40 Acres Sans Mule

Flooded Farm Near the Cedar River, Sept. 27, 2016

There is nothing magical about 40 acres in the 21st Century. Today’s American farmers can make a living on much less, largely because of crop diversification, technology, and emerging markets for locally grown food.

For a beginning specialty-crop farmer, 40 acres might be too much to handle.

“40 acres and a mule” entered the vernacular as a way of dealing with the question of what to do with newly freed slaves during and after the Civil War. Give them 40 acres and a mule to get started as free men, or so the line of thinking went.

In 1865, William Tecumseh Sherman provided for confiscation of 400,000 acres of land in South Carolina, Georgia and Florida, to redistribute in 40-acres parcels to formerly enslaved farmers. The arrangement did not persist, although even today, presidential candidates posit the United States should pay reparations for slavery.

While specialty crop farmers work hard, long days to make ends meet and sometimes take a job in town to provide enough household cash, they increasingly seek to own their future. To a person, that means buying land. In Iowa good farmland is expensive.

For farmers, the desire to create a farm on less than 40 acres has to do with start up capital. To make a go of it as a specialty farmer on 40 acres, that means $350,000 or more for land, another $100,000 or more for an on-farm dwelling, and more for at least one barn, a couple tractors, and other equipment for cultivation, mowing, tilling, fencing and general operations. Finding a banker to finance such an operation is difficult without collateral other than the land. There is also the hurdle of what to do with all that land. While a small farm can grow into 40 acres with success and over time, a beginning farmer has much to learn and the scale can be intimidating.

Shouldn’t there be opportunities to start a farm on less than 40 acres? The county board of supervisors said no. Couldn’t you move to another county? The market is in urban centers.

In Iowa farms have an agricultural zoning exemption. Beginning farmers seek the ag exemption in order to make ends meet on narrow gross margins. To be defined as a farm in our county, and get the exemption, 40 acres is required. Some of my farmer friends have been asking for accommodation of smaller farms for many years and none has been forthcoming from the county board. The future belongs to the young and they will not be stopped.

That brings us to House Study Bill 239, an act relating to the county zoning exemption for property used for agricultural purposes. Farms are defined as follows:

The bill provides that property is used for agricultural purposes if at least 51 percent of the annual gross revenue derived from the property comes from the growing, harvesting, or selling of crops and livestock raised and produced on the property or brought to the property and not more than 49 percent of the annual gross revenue derived from the property comes from the sale of agricultural experiences and other farm-related activities.

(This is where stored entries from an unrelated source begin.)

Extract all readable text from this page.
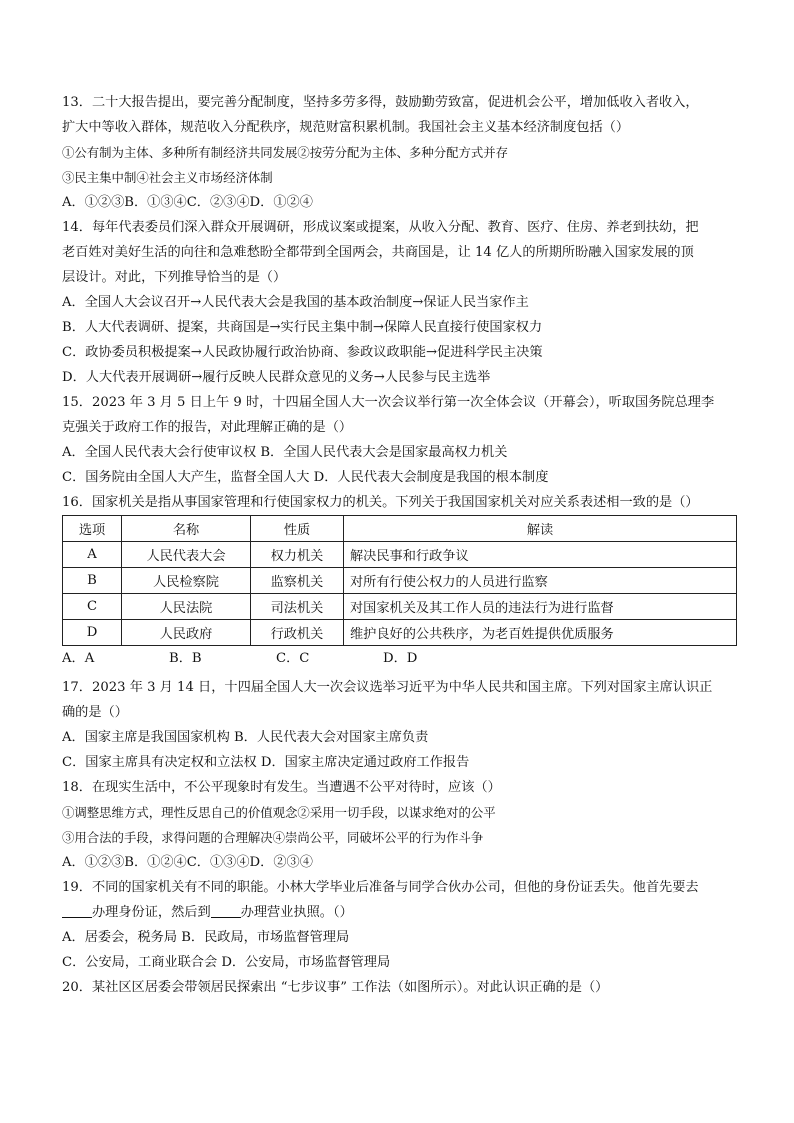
13．二十大报告提出，要完善分配制度，坚持多劳多得，鼓励勤劳致富，促进机会公平，增加低收入者收入，
扩大中等收入群体，规范收入分配秩序，规范财富积累机制。我国社会主义基本经济制度包括（）
①公有制为主体、多种所有制经济共同发展②按劳分配为主体、多种分配方式并存
③民主集中制④社会主义市场经济体制
A．①②③B．①③④C．②③④D．①②④
14．每年代表委员们深入群众开展调研，形成议案或提案，从收入分配、教育、医疗、住房、养老到扶幼，把
老百姓对美好生活的向往和急难愁盼全都带到全国两会，共商国是，让 14 亿人的所期所盼融入国家发展的顶
层设计。对此，下列推导恰当的是（）
A．全国人大会议召开→人民代表大会是我国的基本政治制度→保证人民当家作主
B．人大代表调研、提案，共商国是→实行民主集中制→保障人民直接行使国家权力
C．政协委员积极提案→人民政协履行政治协商、参政议政职能→促进科学民主决策
D．人大代表开展调研→履行反映人民群众意见的义务→人民参与民主选举
15．2023 年 3 月 5 日上午 9 时，十四届全国人大一次会议举行第一次全体会议（开幕会），听取国务院总理李
克强关于政府工作的报告，对此理解正确的是（）
A．全国人民代表大会行使审议权 B．全国人民代表大会是国家最高权力机关
C．国务院由全国人大产生，监督全国人大 D．人民代表大会制度是我国的根本制度
16．国家机关是指从事国家管理和行使国家权力的机关。下列关于我国国家机关对应关系表述相一致的是（）
选项	名称	性质	解读
A	人民代表大会	权力机关	解决民事和行政争议
B	人民检察院	监察机关	对所有行使公权力的人员进行监察
C	人民法院	司法机关	对国家机关及其工作人员的违法行为进行监督
D	人民政府	行政机关	维护良好的公共秩序，为老百姓提供优质服务
A．A	B．B	C．C	D．D
17．2023 年 3 月 14 日，十四届全国人大一次会议选举习近平为中华人民共和国主席。下列对国家主席认识正
确的是（）
A．国家主席是我国国家机构 B．人民代表大会对国家主席负责
C．国家主席具有决定权和立法权 D．国家主席决定通过政府工作报告
18．在现实生活中，不公平现象时有发生。当遭遇不公平对待时，应该（）
①调整思维方式，理性反思自己的价值观念②采用一切手段，以谋求绝对的公平
③用合法的手段，求得问题的合理解决④崇尚公平，同破坏公平的行为作斗争
A．①②③B．①②④C．①③④D．②③④
19．不同的国家机关有不同的职能。小林大学毕业后准备与同学合伙办公司，但他的身份证丢失。他首先要去
办理身份证，然后到 办理营业执照。（）
A．居委会，税务局 B．民政局，市场监督管理局
C．公安局，工商业联合会 D．公安局，市场监督管理局
20．某社区区居委会带领居民探索出 “七步议事” 工作法（如图所示）。对此认识正确的是（）
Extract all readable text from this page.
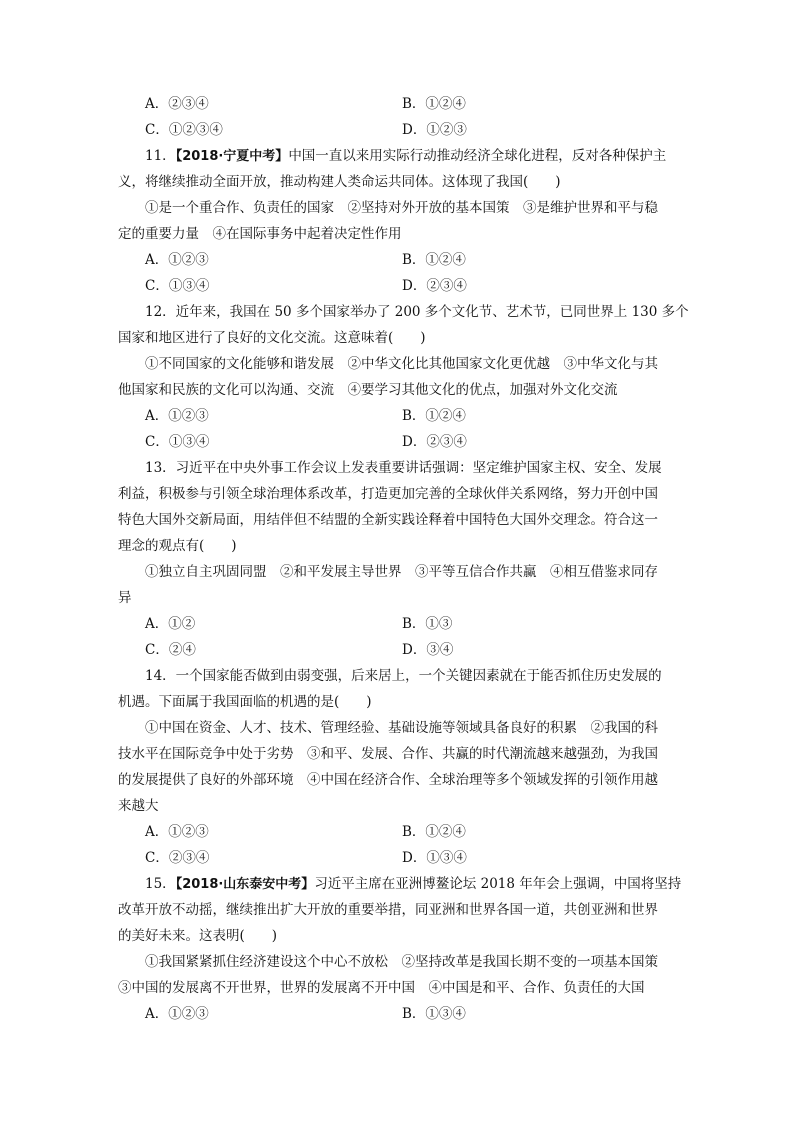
A．②③④	B．①②④
C．①②③④	D．①②③
11．【2018·宁夏中考】中国一直以来用实际行动推动经济全球化进程，反对各种保护主
义，将继续推动全面开放，推动构建人类命运共同体。这体现了我国(　　)
①是一个重合作、负责任的国家　②坚持对外开放的基本国策　③是维护世界和平与稳
定的重要力量　④在国际事务中起着决定性作用
A．①②③	B．①②④
C．①③④	D．②③④
12．近年来，我国在 50 多个国家举办了 200 多个文化节、艺术节，已同世界上 130 多个
国家和地区进行了良好的文化交流。这意味着(　　)
①不同国家的文化能够和谐发展　②中华文化比其他国家文化更优越　③中华文化与其
他国家和民族的文化可以沟通、交流　④要学习其他文化的优点，加强对外文化交流
A．①②③	B．①②④
C．①③④	D．②③④
13．习近平在中央外事工作会议上发表重要讲话强调：坚定维护国家主权、安全、发展
利益，积极参与引领全球治理体系改革，打造更加完善的全球伙伴关系网络，努力开创中国
特色大国外交新局面，用结伴但不结盟的全新实践诠释着中国特色大国外交理念。符合这一
理念的观点有(　　)
①独立自主巩固同盟　②和平发展主导世界　③平等互信合作共赢　④相互借鉴求同存
异
A．①②	B．①③
C．②④	D．③④
14．一个国家能否做到由弱变强，后来居上，一个关键因素就在于能否抓住历史发展的
机遇。下面属于我国面临的机遇的是(　　)
①中国在资金、人才、技术、管理经验、基础设施等领域具备良好的积累　②我国的科
技水平在国际竞争中处于劣势　③和平、发展、合作、共赢的时代潮流越来越强劲，为我国
的发展提供了良好的外部环境　④中国在经济合作、全球治理等多个领域发挥的引领作用越
来越大
A．①②③	B．①②④
C．②③④	D．①③④
15．【2018·山东泰安中考】习近平主席在亚洲博鳌论坛 2018 年年会上强调，中国将坚持
改革开放不动摇，继续推出扩大开放的重要举措，同亚洲和世界各国一道，共创亚洲和世界
的美好未来。这表明(　　)
①我国紧紧抓住经济建设这个中心不放松　②坚持改革是我国长期不变的一项基本国策
③中国的发展离不开世界，世界的发展离不开中国　④中国是和平、合作、负责任的大国
A．①②③	B．①③④
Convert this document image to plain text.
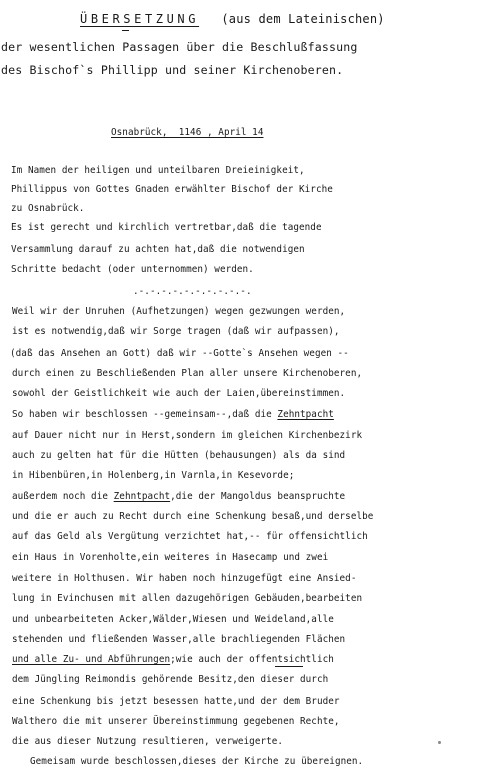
ÜBERSETZUNG (aus dem Lateinischen)
der wesentlichen Passagen über die Beschlußfassung
des Bischof`s Phillipp und seiner Kirchenoberen.
Osnabrück,  1146 , April 14
Im Namen der heiligen und unteilbaren Dreieinigkeit,
Phillippus von Gottes Gnaden erwählter Bischof der Kirche
zu Osnabrück.
Es ist gerecht und kirchlich vertretbar,daß die tagende
Versammlung darauf zu achten hat,daß die notwendigen
Schritte bedacht (oder unternommen) werden.
.-.-.-.-.-.-.-.-.-.-.
Weil wir der Unruhen (Aufhetzungen) wegen gezwungen werden,
ist es notwendig,daß wir Sorge tragen (daß wir aufpassen),
(daß das Ansehen an Gott) daß wir --Gotte`s Ansehen wegen --
durch einen zu Beschließenden Plan aller unsere Kirchenoberen,
sowohl der Geistlichkeit wie auch der Laien,übereinstimmen.
So haben wir beschlossen --gemeinsam--,daß die Zehntpacht
auf Dauer nicht nur in Herst,sondern im gleichen Kirchenbezirk
auch zu gelten hat für die Hütten (behausungen) als da sind
in Hibenbüren,in Holenberg,in Varnla,in Kesevorde;
außerdem noch die Zehntpacht,die der Mangoldus beanspruchte
und die er auch zu Recht durch eine Schenkung besaß,und derselbe
auf das Geld als Vergütung verzichtet hat,-- für offensichtlich
ein Haus in Vorenholte,ein weiteres in Hasecamp und zwei
weitere in Holthusen. Wir haben noch hinzugefügt eine Ansied-
lung in Evinchusen mit allen dazugehörigen Gebäuden,bearbeiten
und unbearbeiteten Acker,Wälder,Wiesen und Weideland,alle
stehenden und fließenden Wasser,alle brachliegenden Flächen
und alle Zu- und Abführungen;wie auch der offentsichtlich
dem Jüngling Reimondis gehörende Besitz,den dieser durch
eine Schenkung bis jetzt besessen hatte,und der dem Bruder
Walthero die mit unserer Übereinstimmung gegebenen Rechte,
die aus dieser Nutzung resultieren, verweigerte.
Gemeisam wurde beschlossen,dieses der Kirche zu übereignen.
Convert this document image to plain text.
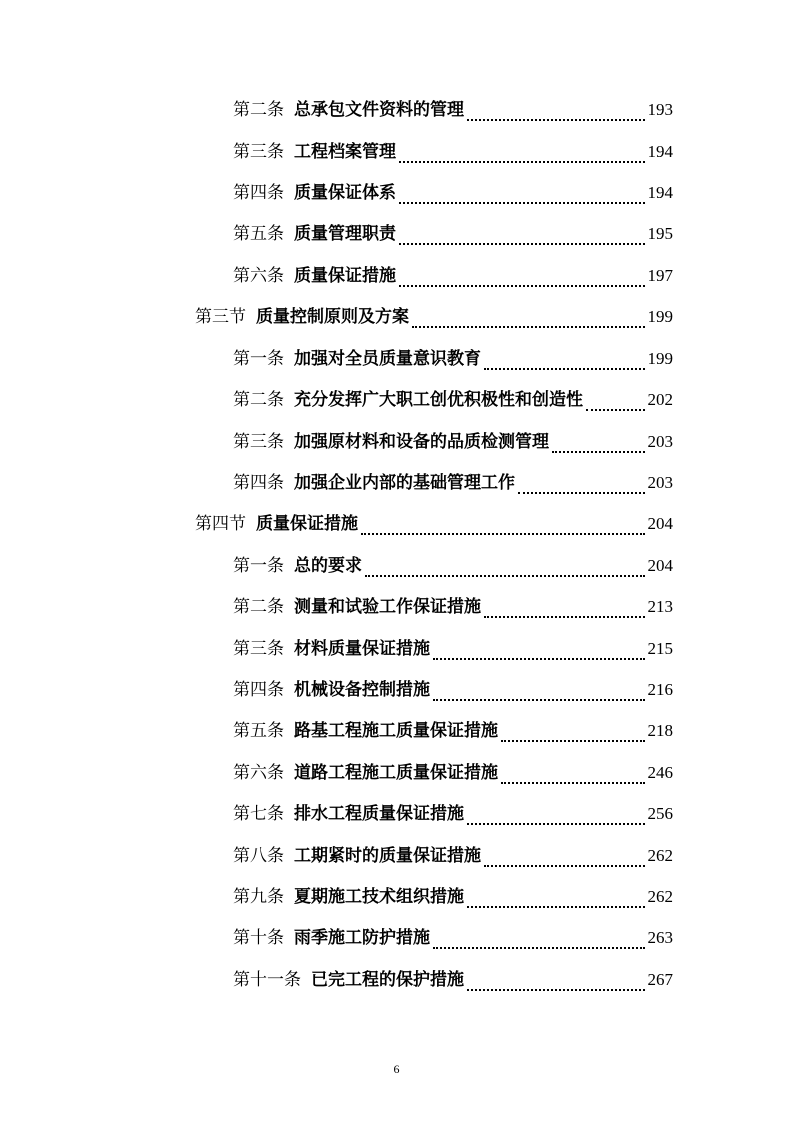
第二条 总承包文件资料的管理	193
第三条 工程档案管理	194
第四条 质量保证体系	194
第五条 质量管理职责	195
第六条 质量保证措施	197
第三节 质量控制原则及方案	199
第一条 加强对全员质量意识教育	199
第二条 充分发挥广大职工创优积极性和创造性	202
第三条 加强原材料和设备的品质检测管理	203
第四条 加强企业内部的基础管理工作	203
第四节 质量保证措施	204
第一条 总的要求	204
第二条 测量和试验工作保证措施	213
第三条 材料质量保证措施	215
第四条 机械设备控制措施	216
第五条 路基工程施工质量保证措施	218
第六条 道路工程施工质量保证措施	246
第七条 排水工程质量保证措施	256
第八条 工期紧时的质量保证措施	262
第九条 夏期施工技术组织措施	262
第十条 雨季施工防护措施	263
第十一条 已完工程的保护措施	267
6
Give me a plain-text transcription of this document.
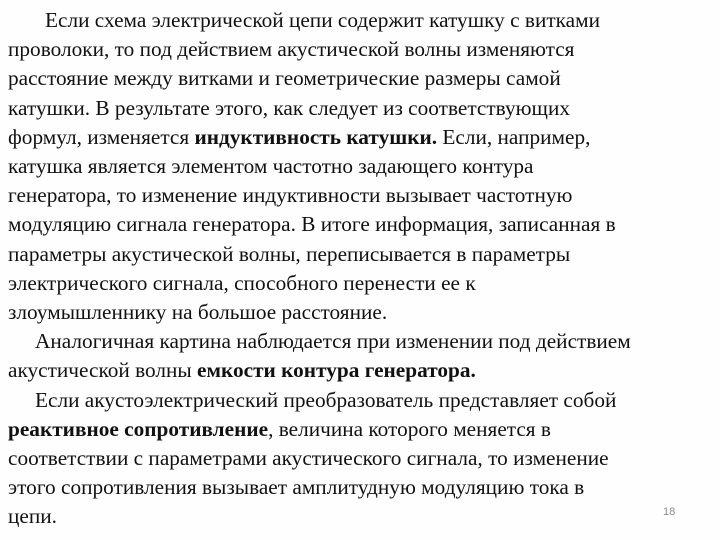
Если схема электрической цепи содержит катушку с витками
проволоки, то под действием акустической волны изменяются
расстояние между витками и геометрические размеры самой
катушки. В результате этого, как следует из соответствующих
формул, изменяется индуктивность катушки. Если, например,
катушка является элементом частотно задающего контура
генератора, то изменение индуктивности вызывает частотную
модуляцию сигнала генератора. В итоге информация, записанная в
параметры акустической волны, переписывается в параметры
электрического сигнала, способного перенести ее к
злоумышленнику на большое расстояние.
Аналогичная картина наблюдается при изменении под действием
акустической волны емкости контура генератора.
Если акустоэлектрический преобразователь представляет собой
реактивное сопротивление, величина которого меняется в
соответствии с параметрами акустического сигнала, то изменение
этого сопротивления вызывает амплитудную модуляцию тока в
цепи.	18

The number of acres defining a farm becomes irrelevant should the measure pass the legislature and be signed by the governor.

This bill amounts to an end run around the county board of supervisors. While it didn’t clear the state government committee this session, it remains eligible for consideration and debate next year in the second session of the 88th Iowa General Assembly.

A representative from our county made it to the bill’s subcommittee hearing on March 5. In what was described as a long, arrogant speech, the official characterized rural residents who had been working with the county board of supervisors as “loud complainers.” Not a good look for anyone, especially a county official.

Today was a great day of spring-like weather. We can feel it in the air as farmers prepare equipment, tend livestock, and prepare for another crop. Whether on 40 acres or 4,000 there are many common threads running through farming. Whether they will be defined according to the same standard is an open question. It’s time to see if the legislature can resolve the issue for beginning farmers, since the county won’t.